Anonymous 0 Comments

It’s not that “s” is used for when things are greater than 1, but that “s” is used for everything except 1. 0 elephants, 2 elephants, or 0.42635 elephants are all not 1 elephant, so they all get pluralized with the “s”.

Anonymous 0 Comments

Grammatically every numeral that is not 1 uses the plural. At least in english.

You would say there are 0.9 elephants instead of there is 0.9 elephant as well.

The reason it feels more comfortable to you is that learning the english language has trained you think that way. Other languages do it differently. And in casual english you could easily say something like there is no elephant at all. But if you use a numerical value it is just stuck in language and culture. Just a matter of being used to it.

Anonymous 0 Comments

in English, 0 is plural – in other languages 0 is not plural

In arabic (and related) languages there is a 1s, 2s, and more form that re-occurs at 1,2,.. and 11,12,…, and 21,22,… and 31, 32 … and so forth

Languages are weird

this talks about some of it:

[https://lingohub.com/blog/2019/02/pluralization](https://lingohub.com/blog/2019/02/pluralization)

The Oxford dictioanaries also refer to things as “countable” verses not – countable

[https://learnenglish.britishcouncil.org/grammar/a1-a2-grammar/countable-and-uncountable-nouns-1](https://learnenglish.britishcouncil.org/grammar/a1-a2-grammar/countable-and-uncountable-nouns-1)

Anonymous 0 Comments

Out of all the elephants in the world, you have 0 of the elephants.

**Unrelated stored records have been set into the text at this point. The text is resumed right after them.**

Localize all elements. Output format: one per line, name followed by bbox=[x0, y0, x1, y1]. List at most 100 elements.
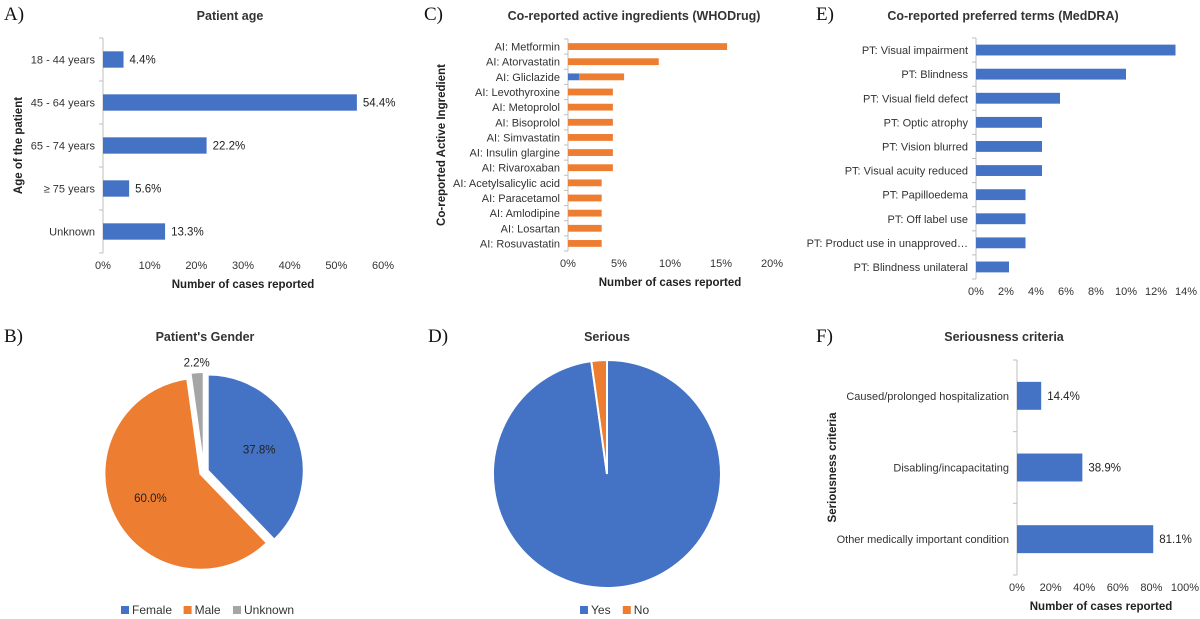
data-label: 38.9% bbox=[1088, 463, 1121, 475]
x-tick-label: 50% bbox=[325, 260, 347, 272]
x-tick-label: 4% bbox=[1028, 286, 1044, 298]
x-tick-label: 100% bbox=[1171, 582, 1199, 594]
x-tick-label: 40% bbox=[1073, 582, 1095, 594]
category-label: ≥ 75 years bbox=[44, 184, 96, 196]
bar bbox=[976, 141, 1042, 152]
chart-d: D) Serious Yes No bbox=[428, 326, 722, 617]
pie-slice bbox=[590, 358, 608, 475]
legend-label: Female bbox=[132, 603, 172, 617]
bar bbox=[976, 261, 1009, 273]
category-label: AI: Gliclazide bbox=[496, 72, 560, 84]
bar bbox=[568, 118, 613, 126]
y-axis-title: Co-reported Active Ingredient bbox=[436, 64, 448, 226]
x-axis-title: Number of cases reported bbox=[599, 277, 742, 289]
category-label: PT: Vision blurred bbox=[882, 141, 968, 153]
bar bbox=[568, 73, 580, 81]
x-tick-label: 20% bbox=[761, 258, 783, 270]
bar bbox=[568, 164, 613, 172]
legend-label: Yes bbox=[591, 603, 611, 617]
pie-slice bbox=[206, 373, 305, 542]
category-label: Other medically important condition bbox=[837, 534, 1009, 546]
bar bbox=[579, 73, 625, 81]
x-tick-label: 0% bbox=[95, 260, 111, 272]
bar bbox=[103, 94, 357, 111]
category-label: PT: Blindness bbox=[901, 69, 968, 81]
x-tick-label: 30% bbox=[232, 260, 254, 272]
panel-letter: A) bbox=[4, 4, 24, 25]
data-label: 4.4% bbox=[130, 55, 156, 67]
legend-swatch bbox=[121, 606, 129, 614]
category-label: AI: Simvastatin bbox=[487, 132, 560, 144]
category-label: PT: Visual field defect bbox=[863, 93, 968, 105]
chart-a: A) Patient age 18 - 44 years 4.4% 45 - 64 ye… bbox=[4, 4, 395, 291]
bar bbox=[976, 189, 1026, 201]
pie-slice bbox=[189, 371, 205, 469]
x-tick-label: 40% bbox=[279, 260, 301, 272]
chart-title: Co-reported preferred terms (MedDRA) bbox=[887, 9, 1118, 23]
panel-letter: E) bbox=[816, 4, 834, 25]
chart-title: Patient age bbox=[197, 9, 264, 23]
category-label: 45 - 64 years bbox=[31, 98, 96, 110]
bar bbox=[976, 44, 1176, 56]
category-label: PT: Product use in unapproved… bbox=[807, 238, 968, 250]
panel-letter: D) bbox=[428, 326, 448, 347]
bar bbox=[568, 194, 602, 202]
chart-title: Seriousness criteria bbox=[944, 330, 1065, 344]
bar bbox=[1017, 381, 1042, 410]
legend-label: Unknown bbox=[244, 603, 294, 617]
category-label: 18 - 44 years bbox=[31, 55, 96, 67]
x-tick-label: 2% bbox=[998, 286, 1014, 298]
data-label: 5.6% bbox=[135, 184, 161, 196]
bar bbox=[568, 240, 602, 247]
category-label: Unknown bbox=[49, 227, 95, 239]
bar bbox=[568, 134, 613, 141]
panel-letter: F) bbox=[816, 326, 833, 347]
category-label: AI: Rivaroxaban bbox=[482, 163, 560, 175]
bar bbox=[568, 209, 602, 217]
data-label: 2.2% bbox=[184, 357, 210, 369]
category-label: 65 - 74 years bbox=[31, 141, 96, 153]
category-label: AI: Levothyroxine bbox=[475, 87, 560, 99]
category-label: AI: Acetylsalicylic acid bbox=[453, 178, 560, 190]
x-tick-label: 10% bbox=[139, 260, 161, 272]
chart-title: Serious bbox=[584, 330, 630, 344]
category-label: AI: Rosuvastatin bbox=[480, 238, 560, 250]
bar bbox=[568, 43, 728, 50]
x-tick-label: 0% bbox=[560, 258, 576, 270]
x-tick-label: 20% bbox=[1040, 582, 1062, 594]
data-label: 13.3% bbox=[171, 227, 204, 239]
legend-swatch bbox=[580, 606, 588, 614]
x-axis-title: Number of cases reported bbox=[172, 279, 315, 291]
x-tick-label: 5% bbox=[611, 258, 627, 270]
y-axis-title: Seriousness criteria bbox=[827, 412, 839, 523]
category-label: PT: Blindness unilateral bbox=[854, 262, 968, 274]
legend-swatch bbox=[622, 606, 631, 614]
category-label: AI: Metformin bbox=[495, 42, 560, 54]
bar bbox=[568, 103, 613, 111]
x-tick-label: 10% bbox=[1115, 286, 1137, 298]
category-label: PT: Visual acuity reduced bbox=[845, 166, 968, 178]
data-label: 54.4% bbox=[363, 98, 396, 110]
category-label: PT: Off label use bbox=[887, 214, 968, 226]
bar bbox=[103, 223, 166, 240]
category-label: AI: Atorvastatin bbox=[486, 57, 560, 69]
bar bbox=[976, 213, 1026, 225]
bar bbox=[568, 149, 613, 156]
bar bbox=[976, 165, 1042, 176]
bar bbox=[568, 88, 613, 96]
bar bbox=[1017, 453, 1083, 482]
bar bbox=[1017, 525, 1154, 554]
data-label: 22.2% bbox=[213, 141, 246, 153]
x-tick-label: 20% bbox=[185, 260, 207, 272]
bar bbox=[976, 68, 1126, 80]
bar bbox=[103, 180, 130, 197]
legend-label: Male bbox=[195, 603, 221, 617]
panel-letter: C) bbox=[424, 4, 443, 25]
x-tick-label: 0% bbox=[1009, 582, 1025, 594]
x-tick-label: 15% bbox=[710, 258, 732, 270]
x-tick-label: 12% bbox=[1145, 286, 1167, 298]
bar bbox=[976, 116, 1042, 128]
x-tick-label: 60% bbox=[372, 260, 394, 272]
bar bbox=[568, 179, 602, 187]
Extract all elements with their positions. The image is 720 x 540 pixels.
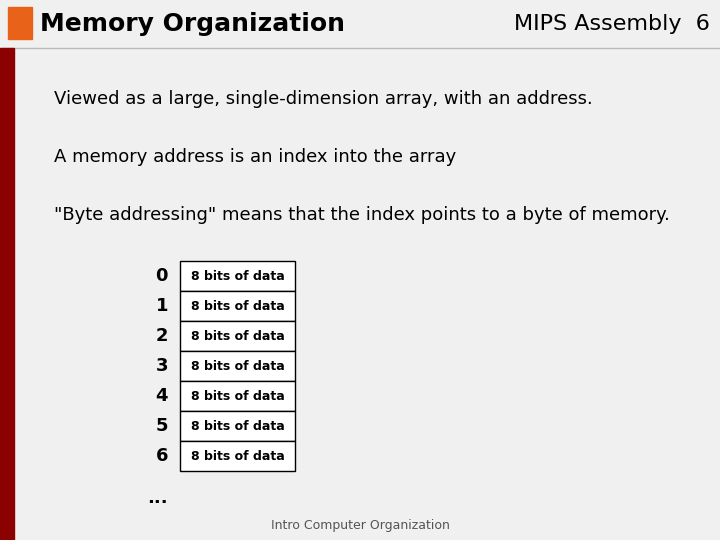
Bar xyxy=(180,381,295,411)
Text: 6: 6 xyxy=(156,447,168,465)
Text: 2: 2 xyxy=(156,327,168,345)
Text: 8 bits of data: 8 bits of data xyxy=(191,269,284,282)
Bar xyxy=(180,351,295,381)
Text: MIPS Assembly  6: MIPS Assembly 6 xyxy=(514,14,710,34)
Bar xyxy=(180,261,295,291)
Text: 5: 5 xyxy=(156,417,168,435)
Bar xyxy=(8,7,32,39)
Text: "Byte addressing" means that the index points to a byte of memory.: "Byte addressing" means that the index p… xyxy=(54,206,670,224)
Text: ...: ... xyxy=(148,489,168,507)
Text: Memory Organization: Memory Organization xyxy=(40,12,345,36)
Text: A memory address is an index into the array: A memory address is an index into the ar… xyxy=(54,148,456,166)
Text: 1: 1 xyxy=(156,297,168,315)
Bar xyxy=(0,0,720,48)
Text: 8 bits of data: 8 bits of data xyxy=(191,420,284,433)
Text: 8 bits of data: 8 bits of data xyxy=(191,329,284,342)
Text: 8 bits of data: 8 bits of data xyxy=(191,300,284,313)
Text: 8 bits of data: 8 bits of data xyxy=(191,389,284,402)
Text: Intro Computer Organization: Intro Computer Organization xyxy=(271,519,449,532)
Bar xyxy=(180,291,295,321)
Text: Viewed as a large, single-dimension array, with an address.: Viewed as a large, single-dimension arra… xyxy=(54,90,593,108)
Text: 8 bits of data: 8 bits of data xyxy=(191,360,284,373)
Text: 4: 4 xyxy=(156,387,168,405)
Text: 3: 3 xyxy=(156,357,168,375)
Bar xyxy=(180,321,295,351)
Text: 0: 0 xyxy=(156,267,168,285)
Bar xyxy=(180,441,295,471)
Text: 8 bits of data: 8 bits of data xyxy=(191,449,284,462)
Bar xyxy=(180,411,295,441)
Bar xyxy=(0,48,14,540)
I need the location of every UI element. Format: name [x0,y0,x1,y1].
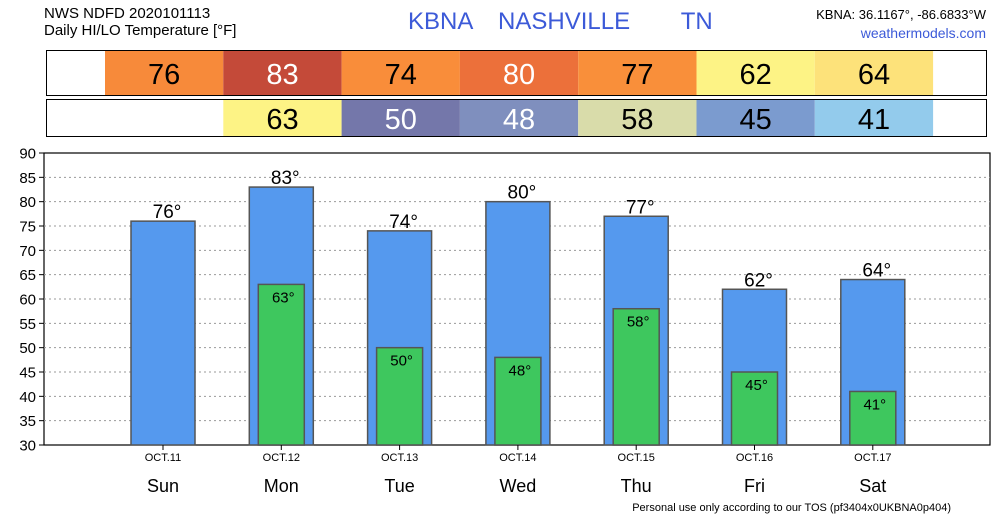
high-strip-value: 74 [385,59,417,91]
x-date-label: OCT.11 [145,452,181,464]
x-day-label: Tue [384,476,414,496]
y-tick-label: 65 [19,267,36,284]
y-tick-label: 70 [19,243,36,260]
x-date-label: OCT.15 [618,452,655,464]
low-strip-value: 63 [266,104,298,136]
low-strip-cell [223,100,342,136]
x-date-label: OCT.14 [499,452,536,464]
low-temp-label: 63° [272,289,295,306]
low-temp-label: 50° [390,353,413,370]
y-tick-label: 90 [19,146,36,163]
high-temp-bar [130,220,196,446]
high-strip-cell [578,51,697,95]
low-strip-value: 41 [858,104,890,136]
low-strip-cell [459,100,579,136]
high-strip-cell [105,51,224,95]
low-strip-cell [578,100,697,136]
x-day-label: Mon [264,476,299,496]
high-temp-label: 83° [271,168,300,189]
product-label: NWS NDFD 2020101113 [44,5,211,22]
y-tick-label: 60 [19,292,36,309]
high-strip-value: 83 [266,59,298,91]
low-strip-value: 45 [740,104,772,136]
station-code: KBNA [408,8,474,35]
high-temp-label: 62° [744,270,773,291]
low-temp-bar [612,307,660,446]
x-date-label: OCT.13 [381,452,418,464]
high-strip-cell [341,51,460,95]
y-tick-label: 85 [19,170,36,187]
x-date-label: OCT.12 [263,452,300,464]
y-tick-label: 35 [19,413,36,430]
low-temp-label: 58° [627,314,650,331]
high-strip-cell [223,51,342,95]
high-strip-cell [459,51,579,95]
y-tick-label: 30 [19,438,36,455]
low-temp-label: 48° [509,362,532,379]
chart-header-left: NWS NDFD 2020101113 Daily HI/LO Temperat… [44,5,236,39]
low-strip-cell [814,100,934,136]
high-temp-label: 74° [389,212,418,233]
high-strip-value: 64 [858,59,890,91]
y-tick-label: 80 [19,194,36,211]
state-code: TN [680,8,713,35]
station-title: KBNA NASHVILLE TN [408,8,713,36]
low-strip-value: 58 [621,104,653,136]
x-date-label: OCT.16 [736,452,773,464]
high-strip-cell [814,51,934,95]
low-strip-cell [696,100,815,136]
high-strip-value: 62 [740,59,772,91]
low-temp-bar [730,371,779,446]
y-tick-label: 55 [19,316,36,333]
y-tick-label: 50 [19,340,36,357]
high-temp-label: 77° [626,197,655,218]
x-day-label: Sat [859,476,886,496]
x-day-label: Fri [744,476,765,496]
low-temp-label: 41° [863,396,886,413]
x-day-label: Sun [147,476,179,496]
low-temp-bar [494,356,542,446]
city-name: NASHVILLE [498,8,631,35]
high-strip-value: 80 [503,59,535,91]
low-strip-value: 48 [503,104,535,136]
chart-subtitle: Daily HI/LO Temperature [°F] [44,22,237,39]
x-day-label: Thu [621,476,652,496]
x-day-label: Wed [500,476,537,496]
high-temp-label: 76° [153,202,182,223]
website-link[interactable]: weathermodels.com [860,25,986,41]
high-temp-label: 64° [862,261,891,282]
y-tick-label: 75 [19,219,36,236]
low-temp-bar [257,283,306,446]
y-tick-label: 45 [19,365,36,382]
high-strip-value: 76 [148,59,180,91]
high-strip-value: 77 [621,59,653,91]
low-temp-bar [849,390,897,446]
footer-disclaimer: Personal use only according to our TOS (… [632,502,951,514]
high-strip-cell [696,51,815,95]
x-date-label: OCT.17 [854,452,891,464]
y-tick-label: 40 [19,389,36,406]
high-temp-label: 80° [508,183,537,204]
coordinates: KBNA: 36.1167°, -86.6833°W [816,7,986,22]
low-temp-label: 45° [745,377,768,394]
low-strip-value: 50 [385,104,417,136]
chart-header-right: KBNA: 36.1167°, -86.6833°W weathermodels… [816,5,986,43]
low-strip-cell [341,100,460,136]
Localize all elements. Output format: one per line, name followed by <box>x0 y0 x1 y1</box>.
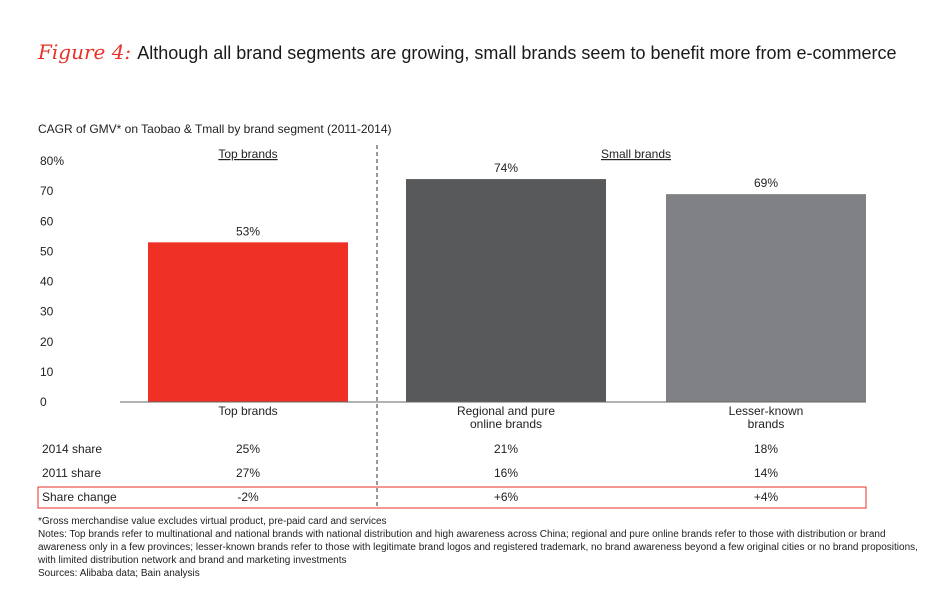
x-category-label: Lesser-known <box>729 404 804 418</box>
y-axis: 0 10 20 30 40 50 60 70 80% <box>40 154 64 409</box>
bar-data-label: 53% <box>236 224 260 238</box>
table-row-label: 2014 share <box>42 442 102 456</box>
bar-data-label: 74% <box>494 161 518 175</box>
bars <box>148 179 866 402</box>
table-cell: 27% <box>236 466 260 480</box>
x-category-label-line2: brands <box>748 417 785 431</box>
footnotes: *Gross merchandise value excludes virtua… <box>38 515 918 580</box>
x-category-label: Top brands <box>218 404 277 418</box>
bar <box>148 242 348 402</box>
table-cell: +6% <box>494 490 519 504</box>
y-tick-label: 70 <box>40 184 54 198</box>
group-label-top-brands: Top brands <box>218 147 277 161</box>
table-cell: 16% <box>494 466 518 480</box>
figure-title-text: Although all brand segments are growing,… <box>137 43 897 63</box>
table-cell: 21% <box>494 442 518 456</box>
table-row-label: Share change <box>42 490 117 504</box>
bar-data-label: 69% <box>754 176 778 190</box>
table-cell: -2% <box>237 490 259 504</box>
gmv-footnote: *Gross merchandise value excludes virtua… <box>38 516 387 527</box>
share-table: 2014 share 25% 21% 18% 2011 share 27% 16% 14% Sh… <box>42 442 779 504</box>
share-change-highlight <box>37 486 867 509</box>
y-tick-label: 10 <box>40 365 54 379</box>
bar-data-labels: 53% 74% 69% <box>236 161 778 238</box>
sources-footnote: Sources: Alibaba data; Bain analysis <box>38 568 200 579</box>
y-tick-label: 30 <box>40 305 54 319</box>
y-tick-label: 20 <box>40 335 54 349</box>
table-cell: 18% <box>754 442 778 456</box>
figure-title: Figure 4: Although all brand segments are… <box>38 40 897 64</box>
figure-label: Figure 4: <box>38 40 132 64</box>
bar <box>666 194 866 402</box>
y-tick-label: 40 <box>40 275 54 289</box>
table-cell: 25% <box>236 442 260 456</box>
table-cell: 14% <box>754 466 778 480</box>
y-tick-label: 60 <box>40 214 54 228</box>
y-tick-label: 50 <box>40 244 54 258</box>
bar <box>406 179 606 402</box>
chart-subtitle: CAGR of GMV* on Taobao & Tmall by brand … <box>38 122 392 136</box>
x-category-label-line2: online brands <box>470 417 542 431</box>
table-row-label: 2011 share <box>42 466 101 480</box>
y-tick-label: 80% <box>40 154 64 168</box>
x-category-label: Regional and pure <box>457 404 555 418</box>
notes-footnote: Notes: Top brands refer to multinational… <box>38 529 918 566</box>
group-label-small-brands: Small brands <box>601 147 671 161</box>
y-tick-label: 0 <box>40 395 47 409</box>
table-cell: +4% <box>754 490 779 504</box>
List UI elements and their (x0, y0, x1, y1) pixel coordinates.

You might get 1 elephant some day.

You probably won’t get 100 elephants.

Anonymous 0 Comments

Plural does not mean “more than one” (that’s an oversimplifying definition). It actually means the opposite of singular. Zero is non-singular, therefore it is plural.

Anonymous 0 Comments

What about 1.5 elephant(s)?

Actually this is a question Ive had for a long time.

It isnt one, yet you say “one (and a half) elephants…”. But, it isnt 2 elephants. It isnt 1 elephant. Is 1.5 elephante supposed to be plural or singular?

Anonymous 0 Comments

Because quantities are expressed in plural by default, as in “how many elephants are in this room?” so “there are no elephants here” is why it makes sense to say zero elephants.

The exception is when there’s one of something, and that’s why it changes to singular.

Anonymous 0 Comments

In Slovenia we actually have a separate word for 2. So it would be something like 1 apple, 2 appli, 3 apples.

Anonymous 0 Comments

it depends on if you’re talking about a math situation or a sentence like in English. I may be reading the question wrong, but I’m sure if it’s it’s somebody with two esses at the end of your name. You don’t want to add an extra ass because it’ll look like there’s multiple of the same person so you would usually just do.

EX: Jesus’ not Jesus’s same thing with Moses because he has an S on the end of his name

Anonymous 0 Comments

A lot of people are explaining the grammar rule very well but since you technically asked “why” the very mundane answer is that the somewhere in the English language’s lineage it happened to change in way for that rule to emerge.